O bar de Zila
No bar de dona Zila (puta véia! Dizem carinhosamente os vizinhos) mulher negra, beirando os setenta anos, mas com vigor trabalhando à beira da rodovia o dia começa às seis da manhã e encerra a hora que bem entendem seus fregueses... Em alguns dias estende-se pela madrugada com dois velhotes bebericando cerveja no balcão e em outros dias encerra ao cair da noite sem arrecadar um único centavo.
Diz-se ainda, que o bar abriu antes mesmo de Morrinho do Norte se tornar cidade, quando já beirava esse momento, na verdade...
Nos dias de festejo no terreiro de Pai Louro, ali perto, o bar de Zila fecha as portas logo cedo e ela vira a noite no samba. Se precisar ela expulsa quem quer que esteja lá dentro.
Conta seu Cornélio, vizinho há tempos e o próprio pai Louro que os primeiros prefeitos fizeram às portas dela suas campanhas; em dias de festejo ela lhes mandou embora e baixou as portas sem pestanejar. Em outros momentos acolheu uma família de desabrigados que perdera a casa num mês de tanta chuva que o rio do toco transbordou, pai, mãe e filhos dormiam ali mesmo no salão do bar e nesse mês não se abriu a porta para freguês algum, não se vendeu uma gota de cravinho, uma mísera garrafa de cerveja quente. Em compensação o bairro inteiro se ajuntou para ajudá-los e também a ela.
Mas o bar de Zila é antes de tudo ambiente de respeito: não se entra sem camisa, não se fala palavrão, nada de bêbado alterado vagando e berrando, nada de balcão manchado de cerveja ou moscas enxameando as mesas, nada de putas sentadas às mesas ou gemendo nos fundos (puta ali só ela, no nome, apelido afetuoso do povo que a conhece), o banheiro está sempre limpo, não há poeira sob as garrafas de cachaça ou as pirogravuras na parede, o chão exala um leve odor de desinfetante, o aparelho de som não extrapola os limites...

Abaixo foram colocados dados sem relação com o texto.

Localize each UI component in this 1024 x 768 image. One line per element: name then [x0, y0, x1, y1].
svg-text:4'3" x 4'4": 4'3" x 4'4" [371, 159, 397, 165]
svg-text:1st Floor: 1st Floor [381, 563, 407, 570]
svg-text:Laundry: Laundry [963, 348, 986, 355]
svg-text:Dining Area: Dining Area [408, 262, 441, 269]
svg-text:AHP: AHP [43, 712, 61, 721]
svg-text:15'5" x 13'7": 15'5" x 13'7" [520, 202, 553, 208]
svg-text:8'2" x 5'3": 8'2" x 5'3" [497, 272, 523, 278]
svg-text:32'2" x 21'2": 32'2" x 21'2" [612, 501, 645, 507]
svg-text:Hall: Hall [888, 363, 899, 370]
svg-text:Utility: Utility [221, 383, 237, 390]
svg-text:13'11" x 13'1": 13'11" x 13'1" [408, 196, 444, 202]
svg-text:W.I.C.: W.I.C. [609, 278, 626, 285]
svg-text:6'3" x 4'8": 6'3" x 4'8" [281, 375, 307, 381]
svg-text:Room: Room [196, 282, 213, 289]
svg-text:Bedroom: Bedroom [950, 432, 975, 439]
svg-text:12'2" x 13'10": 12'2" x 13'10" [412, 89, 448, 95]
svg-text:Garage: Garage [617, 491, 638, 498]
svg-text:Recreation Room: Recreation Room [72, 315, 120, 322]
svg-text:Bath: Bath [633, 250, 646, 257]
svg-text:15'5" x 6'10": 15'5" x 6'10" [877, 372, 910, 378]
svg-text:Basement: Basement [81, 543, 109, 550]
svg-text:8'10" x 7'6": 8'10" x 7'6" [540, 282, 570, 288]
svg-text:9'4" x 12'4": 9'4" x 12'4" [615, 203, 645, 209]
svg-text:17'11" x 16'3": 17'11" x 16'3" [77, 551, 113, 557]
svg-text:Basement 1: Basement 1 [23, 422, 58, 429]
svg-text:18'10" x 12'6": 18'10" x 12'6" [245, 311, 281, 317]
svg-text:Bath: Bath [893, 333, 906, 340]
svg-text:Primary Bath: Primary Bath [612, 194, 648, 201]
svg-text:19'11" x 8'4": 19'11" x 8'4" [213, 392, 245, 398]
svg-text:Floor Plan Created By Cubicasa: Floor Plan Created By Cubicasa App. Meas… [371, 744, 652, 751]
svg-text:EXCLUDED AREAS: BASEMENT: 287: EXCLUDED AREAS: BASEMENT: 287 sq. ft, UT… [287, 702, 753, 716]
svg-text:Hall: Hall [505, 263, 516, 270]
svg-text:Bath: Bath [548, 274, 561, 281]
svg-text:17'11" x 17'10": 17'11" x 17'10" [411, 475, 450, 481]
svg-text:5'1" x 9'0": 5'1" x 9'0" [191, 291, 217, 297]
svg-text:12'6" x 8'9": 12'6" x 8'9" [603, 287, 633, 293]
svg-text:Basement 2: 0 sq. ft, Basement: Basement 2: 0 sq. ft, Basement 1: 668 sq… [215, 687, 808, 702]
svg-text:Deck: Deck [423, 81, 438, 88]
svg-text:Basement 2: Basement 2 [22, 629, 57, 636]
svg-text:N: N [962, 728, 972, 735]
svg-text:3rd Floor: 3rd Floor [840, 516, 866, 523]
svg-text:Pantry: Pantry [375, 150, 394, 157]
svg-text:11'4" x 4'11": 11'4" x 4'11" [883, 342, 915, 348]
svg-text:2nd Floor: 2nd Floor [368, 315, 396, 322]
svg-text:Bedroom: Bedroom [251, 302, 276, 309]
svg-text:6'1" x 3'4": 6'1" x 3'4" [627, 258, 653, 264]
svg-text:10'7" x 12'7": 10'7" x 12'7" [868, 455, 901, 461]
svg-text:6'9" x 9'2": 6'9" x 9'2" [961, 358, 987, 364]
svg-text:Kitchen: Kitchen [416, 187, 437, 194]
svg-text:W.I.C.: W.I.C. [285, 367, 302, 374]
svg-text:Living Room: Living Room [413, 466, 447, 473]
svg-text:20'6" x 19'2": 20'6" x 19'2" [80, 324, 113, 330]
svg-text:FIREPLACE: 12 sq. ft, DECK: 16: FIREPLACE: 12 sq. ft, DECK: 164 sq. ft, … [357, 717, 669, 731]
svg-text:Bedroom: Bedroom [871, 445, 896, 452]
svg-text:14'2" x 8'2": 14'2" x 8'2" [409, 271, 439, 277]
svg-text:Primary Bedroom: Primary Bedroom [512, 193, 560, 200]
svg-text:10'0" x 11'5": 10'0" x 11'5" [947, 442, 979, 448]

Sozinha, nunca se casou, vive em Morrinho do Norte desde a época de distrito e sobre sua família pouco se sabe; somente que o pai lutou na Grande Guerra e voltou aleijado e demente. Sua mãe faleceu antes sequer dela chegar aos dez anos e sobre outros parentes... deve ter irmãos ou irmãs soltos como folhas ao vento ou mortos como folhas apodrecidas no chão. Não se sabe.
Nos fundos do barzinho numa casinha acanhada e mal acabada ela envelhece sem perder o brilho no olhar que a acompanha desde muito tempo. Sua preocupação maior é com o negócio e com os festejos vindouros no terreiro de Pai Louro, que com a benção de Oxóssi nunca demoram a chegar.